71 nations and EU to attend Hiroshima Peace Memorial Ceremony on August 6

by Kohei Okata, Staff Writer

On July 16, the City of Hiroshima announced details of the Peace Memorial Ceremony set for August 6 in Hiroshima Peace Memorial Park. This year’s ceremony will commemorate the 68th anniversary of the atomic bombing. With A-bomb survivors and family members of the victims advancing in age, the city plans to create seating inside the International Conference Center Hiroshima, also located in the park, for the first time to address the summer heat. The ceremony will be screened live within the conference center. From overseas, ambassadors from 71 nations and the European Union (EU) have indicated that they will attend the ceremony.

The ceremony will last for 45 minutes, beginning at 8 a.m. At 8:15, the time the atomic bomb was dropped over the city, Shiori Sakoda, 32, an employee at the Hiroshima University of Economics and a resident of Asakita Ward, representing the bereaved families, will toll the peace bell and offer a moment of silence, along with Rintaro Ito, 11, a sixth-grader at Fukuromachi Elementary School and a resident of Naka Ward, serving as the children’s representative. Hiroshima Mayor Kazumi Matsui will then read aloud the Peace Declaration.

The “Commitment to Peace” will then be read by Shunji Takeuchi, 11, a sixth-grader at Yoshijima-higashi Elementary School and a resident of Naka Ward, and Yuzu Nakamori, 11, a sixth-grader at Kuchita Elementary School and a resident of Asakita Ward. On July 16, Yuzu joined the press conference held at Hiroshima City Hall and said, “I would like to convey the thoughts of the children of Hiroshima, who cherish peace.”

Family members of the victims, representing 42 prefectures, will attend the ceremony. The average age of these representatives is 68.7, with 84 the oldest and 41 the youngest.
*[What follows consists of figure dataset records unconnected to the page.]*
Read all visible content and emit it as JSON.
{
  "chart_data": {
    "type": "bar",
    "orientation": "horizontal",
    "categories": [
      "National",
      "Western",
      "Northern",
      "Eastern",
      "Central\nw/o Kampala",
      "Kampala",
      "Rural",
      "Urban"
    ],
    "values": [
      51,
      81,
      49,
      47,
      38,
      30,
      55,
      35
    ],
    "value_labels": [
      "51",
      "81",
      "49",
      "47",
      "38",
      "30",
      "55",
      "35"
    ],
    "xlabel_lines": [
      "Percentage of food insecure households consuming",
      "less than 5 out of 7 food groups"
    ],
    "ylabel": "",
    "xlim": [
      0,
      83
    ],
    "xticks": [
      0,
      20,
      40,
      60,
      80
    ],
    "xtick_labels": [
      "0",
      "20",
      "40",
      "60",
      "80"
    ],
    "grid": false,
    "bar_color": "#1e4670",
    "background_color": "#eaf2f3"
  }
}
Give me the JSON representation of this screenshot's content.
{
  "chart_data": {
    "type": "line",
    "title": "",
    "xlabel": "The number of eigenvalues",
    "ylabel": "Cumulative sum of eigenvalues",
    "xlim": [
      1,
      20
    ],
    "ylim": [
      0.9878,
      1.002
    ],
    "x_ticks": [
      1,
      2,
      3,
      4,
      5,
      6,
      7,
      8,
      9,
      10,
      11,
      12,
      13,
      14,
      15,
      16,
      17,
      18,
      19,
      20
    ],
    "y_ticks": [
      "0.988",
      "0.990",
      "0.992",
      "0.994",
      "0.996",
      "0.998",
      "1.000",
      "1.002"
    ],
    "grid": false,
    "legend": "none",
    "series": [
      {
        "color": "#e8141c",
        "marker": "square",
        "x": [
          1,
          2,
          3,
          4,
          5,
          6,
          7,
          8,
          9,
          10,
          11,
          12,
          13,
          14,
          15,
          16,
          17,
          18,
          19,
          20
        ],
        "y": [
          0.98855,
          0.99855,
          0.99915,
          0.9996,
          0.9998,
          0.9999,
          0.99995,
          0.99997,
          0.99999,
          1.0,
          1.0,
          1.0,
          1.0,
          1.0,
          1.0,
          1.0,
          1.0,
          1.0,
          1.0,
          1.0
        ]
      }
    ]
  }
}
On the second level of the basement in the International Conference Center Hiroshima, 300 seats will be made available in a hall for viewing the ceremony via a live Internet feed. For the seating area outdoors, four nurses will be present.

The City of Hiroshima has sent letters to 153 nations and the EU, inviting them to attend the ceremony. Among the nations whose responses had reached the city by July 16, three countries--Guinea, Togo, and Tonga--will be attending the ceremony for the first time.

Among the five major nuclear powers, the United Kingdom, France, and Russia have expressed their intention to attend the ceremony, while China has indicated that it will be absent. The United States, which has attended the ceremony for the past three years, has not yet responded. While Israel, India, and Pakistan, de facto nuclear weapon states, will attend, no response has been received from North Korea.

Vuk Jeremic, president of the United Nations General Assembly, from Serbia, has indicated that he will attend the ceremony. From the Japanese government, Prime Minister Shinzo Abe, Foreign Minister Fumio Kishida, and Health and Welfare Minister Norihisa Tamura are making arrangements to attend.